Guide’s knowledge gives depth and meaning to gorgeous Rocky Mountain landscapes
Mahikan Trails shares traditional knowledge of the land, nature and culture in stunning locations near Banff and Canmore
Michael Hingston
“Does anyone know what this is?”
Jordan Ede looks around our group for an answer, though I suspect he knows he isn’t going to get one. We’re standing in the woods near Grotto Canyon, a few minutes’ drive from Canmore. Many of us in the group are experienced campers, and we’re all wearing appropriate winter gear, which suggests at least a basic familiarity with the outdoors. But none of us can identify a simple plant just off the trail.
“It’s red willow,” Ede says, gently cupping the distinctly coloured stalk in his bare hands. (A born outdoorsman, Ede claims to have once gone an entire winter without once putting on a toque.) He goes on to explain that the red willow is a particularly important plant to this area. For thousands of years, Indigenous peoples used its wood to make their arrows. The thickest stalks, meanwhile, were saved for bows—which is what led to the nickname that now appears on maps and signs everywhere: the Bow Valley.
If not for Ede, we’d all have walked right past it, oblivious. But the story of the red willow is just the beginning of what he passes down to us over the course of our medicine walk and, later, our trek down into Grotto Canyon. Ede’s family is a mix of Iroquois, Cree, and Métis; his mom, Brenda Holder, founded Mahikan Trails, the only Indigenous-led tourism company in the area, back in 1995 as a way of sharing her traditional knowledge with the many people interested in the history of this pocket of Alberta.
Ede has been giving tours with Mahikan Trails for the past 20 years, and his connection to the land is obvious from our first steps onto the trail. He has a story for seemingly every plant we walk past, from buffaloberries (a key food source for bears, who will eat as many as 200,000 per day) to spruce trees (“A pharmacy, hardware store and grocery store all in one!”). Some of Ede’s knowledge of the Bow Valley comes from his professional life, but mostly this is information that his family has been using for generations. When Ede woke up in the middle of the night with a painful toothache, his mom treated it with the same propolis—a resin-like substance made by bees from poplar buds—that was in turn passed down to her.

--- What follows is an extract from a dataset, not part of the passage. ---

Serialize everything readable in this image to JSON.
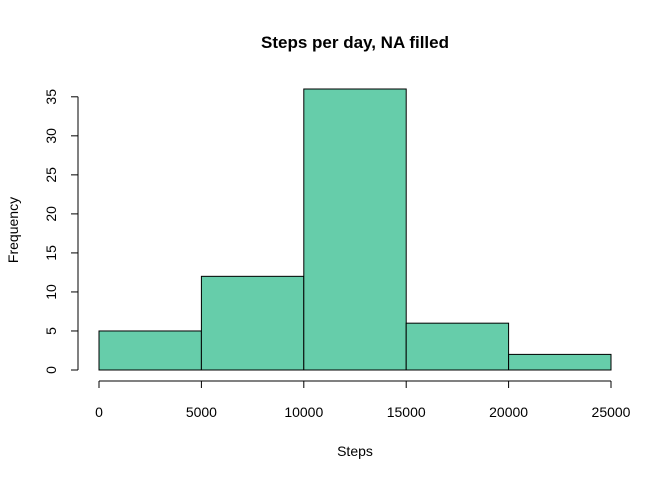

Down in Grotto Canyon, we pull cleats over our boots and hike up the frozen waterway in search of something else that I’d have probably otherwise walked right past: a series of faded orange pictograms painted directly onto the limestone walls. These illustrations are roughly 4,000 years old and record a story from the Pelican Lake People. The meaning of that story, Ede says, isn’t completely clear, but it’s believed that the pictograms celebrate the canyon as a sacred site—a place where the mountain literally opened up to allow the Indigenous peoples to travel straight through to Lake Minnewanka. The presence of coyotes, a traditional trickster figure, in the pictograms suggests there was a lesson to be learned here, too.
As we come to a pair of stunning frozen waterfalls, Ede opens up his backpack and pulls out a thermos of piping-hot mint tea. In his culture, tea is the universal symbol of hospitality. “When you hear a knock on the door,” he says, “you put the kettle on.” There are no doors out here, but for the next few minutes Grotto Canyon feels like home anyway.